Scottish OEM Star Refrigeration supports the Scottish Energy Advisory Board’s new plan to decarbonize the country’s energy industry and calls for the U.K. government to change its policy on electricity charges, making low-carbon technologies like heat pumps more financially viable.
The “Joint Business Plan for Unlocking Investment in Scotland’s Energy Sector” details seven “essential categories and identifies 75 key actions to address the barriers faced by the energy sector,” Star Refrigeration said in a post on its website.
“The key takeaway from this joint business plan is that the Scottish government is confident of the technical ability of heat pumps, and it is acknowledged they have the power to immediately play a vital role in heat decarbonization,” said Dave Pearson, Group Sustainability Director at Star Refrigeration and Director of Star Renewable Energy.
“Local authorities and construction developers are interested in exploring alternatives to oil and gas – they have to be, because legislation will soon be introduced to ban gas heating in new builds,” Pearson added. “Heat pumps are an effective long-term solution; they just need effective long-term investment.

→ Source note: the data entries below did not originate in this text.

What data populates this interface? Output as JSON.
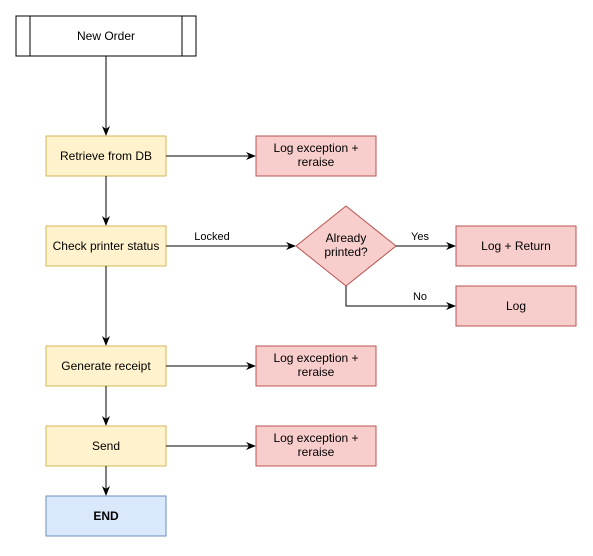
{
  "chart_data": {
    "type": "flowchart",
    "title": "",
    "nodes": [
      {
        "id": "start",
        "label": "New Order",
        "shape": "terminator",
        "style": "white"
      },
      {
        "id": "retrieve",
        "label": "Retrieve from DB",
        "shape": "rect",
        "style": "yellow"
      },
      {
        "id": "check",
        "label": "Check printer status",
        "shape": "rect",
        "style": "yellow"
      },
      {
        "id": "generate",
        "label": "Generate receipt",
        "shape": "rect",
        "style": "yellow"
      },
      {
        "id": "send",
        "label": "Send",
        "shape": "rect",
        "style": "yellow"
      },
      {
        "id": "end",
        "label": "END",
        "shape": "rect",
        "style": "blue",
        "bold": true
      },
      {
        "id": "err_retrieve",
        "label": "Log exception + reraise",
        "shape": "rect",
        "style": "red"
      },
      {
        "id": "decision",
        "label": "Already printed?",
        "shape": "diamond",
        "style": "red"
      },
      {
        "id": "logreturn",
        "label": "Log + Return",
        "shape": "rect",
        "style": "red"
      },
      {
        "id": "log",
        "label": "Log",
        "shape": "rect",
        "style": "red"
      },
      {
        "id": "err_generate",
        "label": "Log exception + reraise",
        "shape": "rect",
        "style": "red"
      },
      {
        "id": "err_send",
        "label": "Log exception + reraise",
        "shape": "rect",
        "style": "red"
      }
    ],
    "edges": [
      {
        "from": "start",
        "to": "retrieve",
        "label": ""
      },
      {
        "from": "retrieve",
        "to": "check",
        "label": ""
      },
      {
        "from": "check",
        "to": "generate",
        "label": ""
      },
      {
        "from": "generate",
        "to": "send",
        "label": ""
      },
      {
        "from": "send",
        "to": "end",
        "label": ""
      },
      {
        "from": "retrieve",
        "to": "err_retrieve",
        "label": ""
      },
      {
        "from": "check",
        "to": "decision",
        "label": "Locked"
      },
      {
        "from": "decision",
        "to": "logreturn",
        "label": "Yes"
      },
      {
        "from": "decision",
        "to": "log",
        "label": "No"
      },
      {
        "from": "generate",
        "to": "err_generate",
        "label": ""
      },
      {
        "from": "send",
        "to": "err_send",
        "label": ""
      }
    ]
  },
  "labels": {
    "start": "New Order",
    "retrieve": "Retrieve from DB",
    "check": "Check printer status",
    "generate": "Generate receipt",
    "send": "Send",
    "end": "END",
    "err_retrieve_l1": "Log exception +",
    "err_retrieve_l2": "reraise",
    "decision_l1": "Already",
    "decision_l2": "printed?",
    "logreturn": "Log + Return",
    "log": "Log",
    "err_generate_l1": "Log exception +",
    "err_generate_l2": "reraise",
    "err_send_l1": "Log exception +",
    "err_send_l2": "reraise",
    "edge_locked": "Locked",
    "edge_yes": "Yes",
    "edge_no": "No"
  }
}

The U.K.’s rivers, canals and coastline can all be used to extract heat; we just need a sensible deployment strategy.”
Star Refrigeration has already helped push the agenda forward by installing the largest river-source ammonia heat pump in the country. The first-of-its-kind 5.2MW (1.48TR) system provides low-carbon heat for 1,200 homes and businesses in a district heating network in Clydebank, west of Glasgow. The project won the 2021 City of the Year award from the European Heat Pump Association.
Financial viability of heat pumps in the U.K.

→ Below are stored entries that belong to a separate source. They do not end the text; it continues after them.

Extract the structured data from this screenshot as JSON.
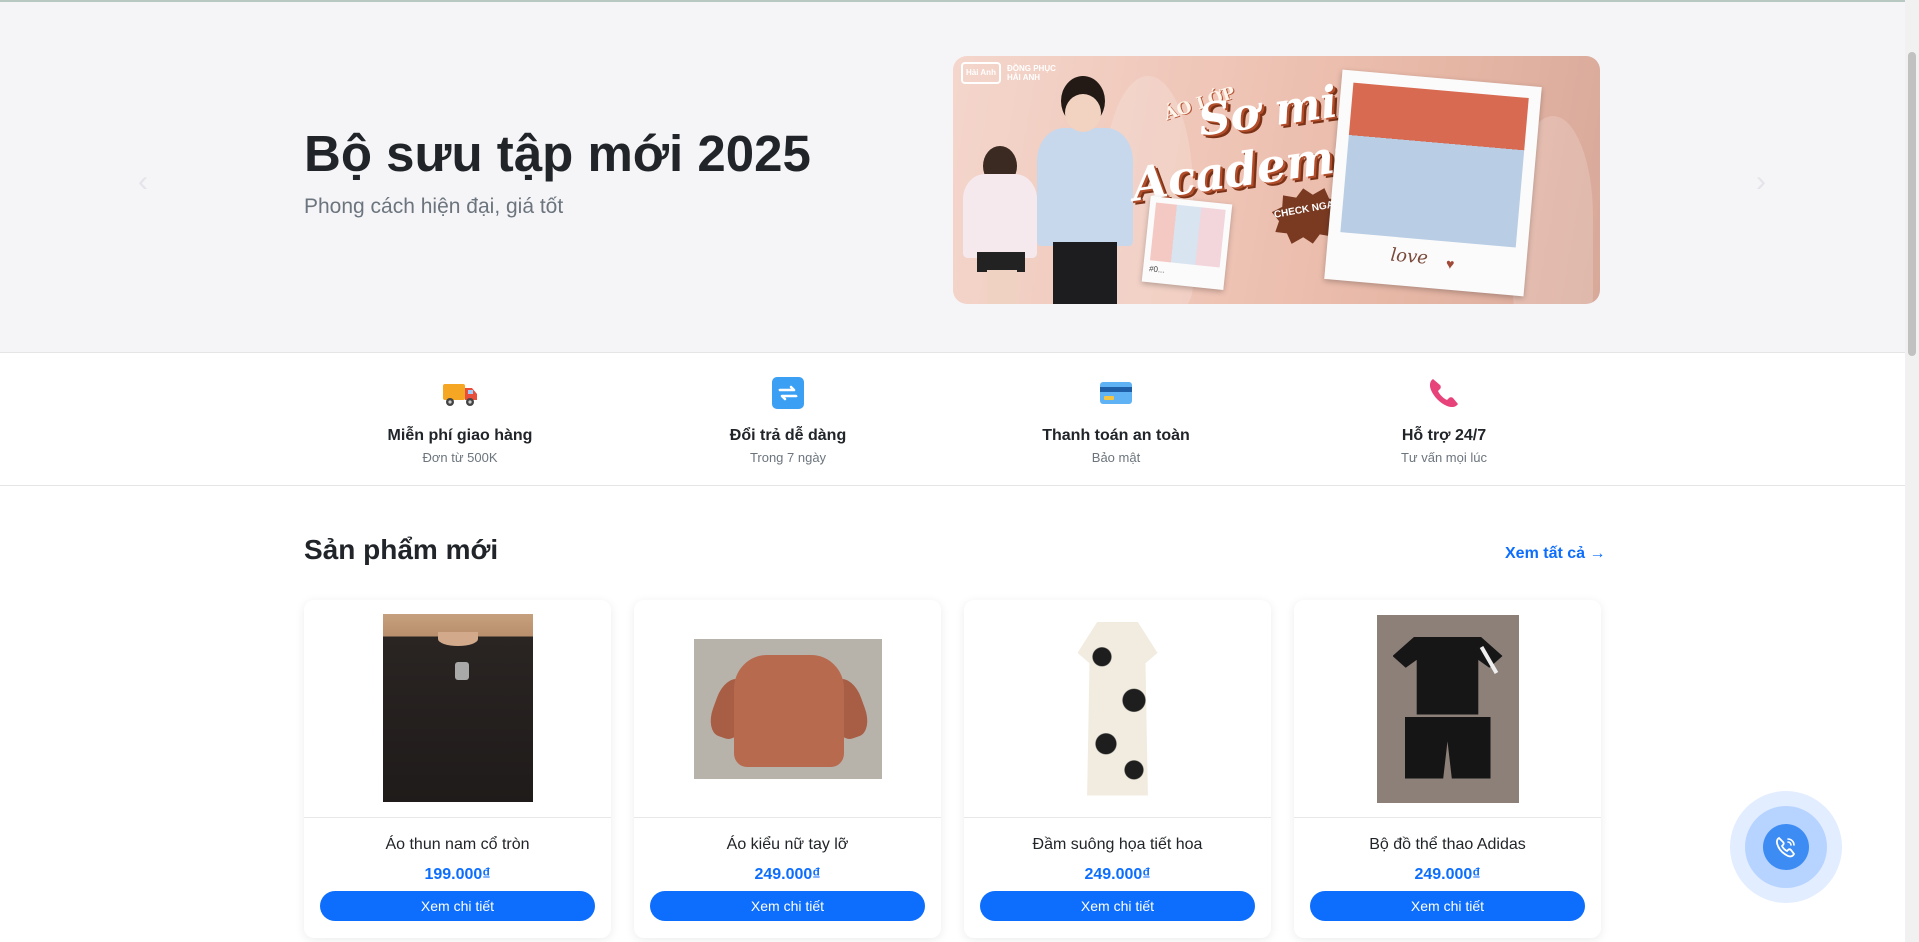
{
  "hero": {
    "title": "Bộ sưu tập mới 2025",
    "subtitle": "Phong cách hiện đại, giá tốt",
    "prev_arrow": "‹",
    "next_arrow": "›",
    "banner": {
      "brand_logo": "Hải Anh",
      "brand_line1": "ĐỒNG PHỤC",
      "brand_line2": "HẢI ANH",
      "kicker": "ÁO LỚP",
      "headline_line1": "Sơ mi",
      "headline_line2": "Academy",
      "badge": "CHECK NGAY",
      "polaroid_caption": "love",
      "small_polaroid_caption": "#0..."
    }
  },
  "features": [
    {
      "icon": "delivery-truck-icon",
      "title": "Miễn phí giao hàng",
      "subtitle": "Đơn từ 500K"
    },
    {
      "icon": "exchange-arrows-icon",
      "title": "Đổi trả dễ dàng",
      "subtitle": "Trong 7 ngày"
    },
    {
      "icon": "credit-card-icon",
      "title": "Thanh toán an toàn",
      "subtitle": "Bảo mật"
    },
    {
      "icon": "phone-icon",
      "title": "Hỗ trợ 24/7",
      "subtitle": "Tư vấn mọi lúc"
    }
  ],
  "products_section": {
    "title": "Sản phẩm mới",
    "view_all": "Xem tất cả →",
    "items": [
      {
        "name": "Áo thun nam cổ tròn",
        "price": "199.000₫",
        "button": "Xem chi tiết"
      },
      {
        "name": "Áo kiểu nữ tay lỡ",
        "price": "249.000₫",
        "button": "Xem chi tiết"
      },
      {
        "name": "Đầm suông họa tiết hoa",
        "price": "249.000₫",
        "button": "Xem chi tiết"
      },
      {
        "name": "Bộ đồ thể thao Adidas",
        "price": "249.000₫",
        "button": "Xem chi tiết"
      }
    ]
  },
  "floating_call": {
    "icon": "phone-call-icon"
  },
  "colors": {
    "primary": "#0d6efd",
    "hero_bg": "#f5f5f8",
    "text_dark": "#212529",
    "text_muted": "#6c757d"
  }
}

However, getting the Scottish heating supply decarbonized is not as straightforward as Star could wish, despite the technology being available already. “The challenge we face is financial viability – but policy changes could unlock investment for the sector, and more heat pumps would mean thousands of new jobs for the U.K. workforce,” Pearson said.
To achieve viability, Star is proposing a change to U.K. electricity charges outside peak hours. “The current electricity charging mechanisms [controlled by the U.K. government] mean that despite delivering a carbon saving of around 90%, the cost of running heat pumps is four times as high as it would be if the electricity outside of peak times was priced at a more sensible level of 20% above generation cost,” the company’s post said. “This would be an incentive for organizations exploring green energy, and in turn, the production and deployment of heat pumps could generate billions in tax revenue for the U.K. economy from the economic activity and jobs.”
“It is very clear that U.K. Government policy on electricity pricing is the bridge to billions of pounds of investment leading to cleaner air and decarbonisation whilst raising huge amounts of tax revenue. We hope they realize their role as the Scottish Government cannot change these policies and yet they would be very easy to adjust.”